95% confidence interval for the population variance of the number of tissues per box is [5043.11 , 23401.31].

Step-by-step explanation:

We are given that a consumer magazine counts the number of tissues per box in a random sample of 15 boxes of No- Rasp facial tissues. The sample standard deviation of the number of tissues per box is 97.

Firstly, the pivotal quantity for 95% confidence interval for the population variance is given by;

                         P.Q. = $\frac{(n-1)s^{2} }{\sigma^{2} }$  ~ $\chi^{2}__n_-_1$

where, $s^{2}$  = sample variance = $97^{2}$ = 9409

              n = sample of boxes = 15

           $\sigma^{2}$  = population variance

Here for constructing 95% confidence interval we have used chi-square test statistics.
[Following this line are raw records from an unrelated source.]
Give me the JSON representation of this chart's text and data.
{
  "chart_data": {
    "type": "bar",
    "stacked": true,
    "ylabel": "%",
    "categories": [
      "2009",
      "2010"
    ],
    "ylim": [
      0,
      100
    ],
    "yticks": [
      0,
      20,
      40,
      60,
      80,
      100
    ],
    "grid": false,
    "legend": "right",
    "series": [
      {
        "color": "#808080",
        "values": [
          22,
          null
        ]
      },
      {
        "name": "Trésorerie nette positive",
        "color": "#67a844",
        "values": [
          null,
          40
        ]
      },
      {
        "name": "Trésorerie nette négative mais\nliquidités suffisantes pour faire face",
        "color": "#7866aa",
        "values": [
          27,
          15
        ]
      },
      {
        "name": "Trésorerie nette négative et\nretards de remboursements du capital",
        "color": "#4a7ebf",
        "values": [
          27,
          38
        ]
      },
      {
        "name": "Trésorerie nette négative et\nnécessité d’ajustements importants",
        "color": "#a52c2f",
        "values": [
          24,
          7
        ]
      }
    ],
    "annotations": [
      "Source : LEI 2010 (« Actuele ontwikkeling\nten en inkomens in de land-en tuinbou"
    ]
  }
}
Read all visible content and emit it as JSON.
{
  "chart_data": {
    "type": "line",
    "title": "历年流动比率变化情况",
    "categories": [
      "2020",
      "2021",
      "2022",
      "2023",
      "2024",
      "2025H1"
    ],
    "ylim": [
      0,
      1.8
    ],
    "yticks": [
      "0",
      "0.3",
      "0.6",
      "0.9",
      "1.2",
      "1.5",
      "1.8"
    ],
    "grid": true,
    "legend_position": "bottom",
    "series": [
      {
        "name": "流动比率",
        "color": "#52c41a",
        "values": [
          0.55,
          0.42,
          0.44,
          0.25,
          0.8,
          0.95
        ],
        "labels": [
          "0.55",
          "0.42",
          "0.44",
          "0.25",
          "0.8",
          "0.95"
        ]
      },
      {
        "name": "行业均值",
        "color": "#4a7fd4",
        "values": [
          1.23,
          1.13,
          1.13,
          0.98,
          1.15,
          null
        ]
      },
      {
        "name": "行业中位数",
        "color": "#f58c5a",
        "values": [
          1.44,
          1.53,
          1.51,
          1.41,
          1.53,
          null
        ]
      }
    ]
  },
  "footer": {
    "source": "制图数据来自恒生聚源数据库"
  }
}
So, 95% confidence interval for the population variance, $\sigma^{2}$ is ;

P(5.629 < $\chi^{2}__1_4$ < 26.12) = 0.95  {As the critical value of chi-square at 14

                                         degree of freedom are 5.629 & 26.12}  

P(5.629 < $\frac{(n-1)s^{2} }{\sigma^{2} }$ < 26.12) = 0.95

P( $\frac{5.629 }{(n-1)s^{2} }$ < $\frac{1}{\sigma^{2} }$ < $\frac{26.12 }{(n-1)s^{2} }$ ) = 0.95

P( $\frac{(n-1)s^{2} }{26.12 }$ < $\sigma^{2}$ < $\frac{(n-1)s^{2} }{5.629 }$ ) = 0.95

95% confidence interval for $\sigma^{2}$ = [ $\frac{(n-1)s^{2} }{26.12 }$ , $\frac{(n-1)s^{2} }{5.629 }$ ]

                                                  = [ $\frac{14 \times 9409 }{26.12 }$ , $\frac{14 \times 9409 }{5.629 }$ ]

                                                  = [5043.11 , 23401.31]

Therefore, 95% confidence interval for the population variance of the number of tissues per box is [5043.11 , 23401.31].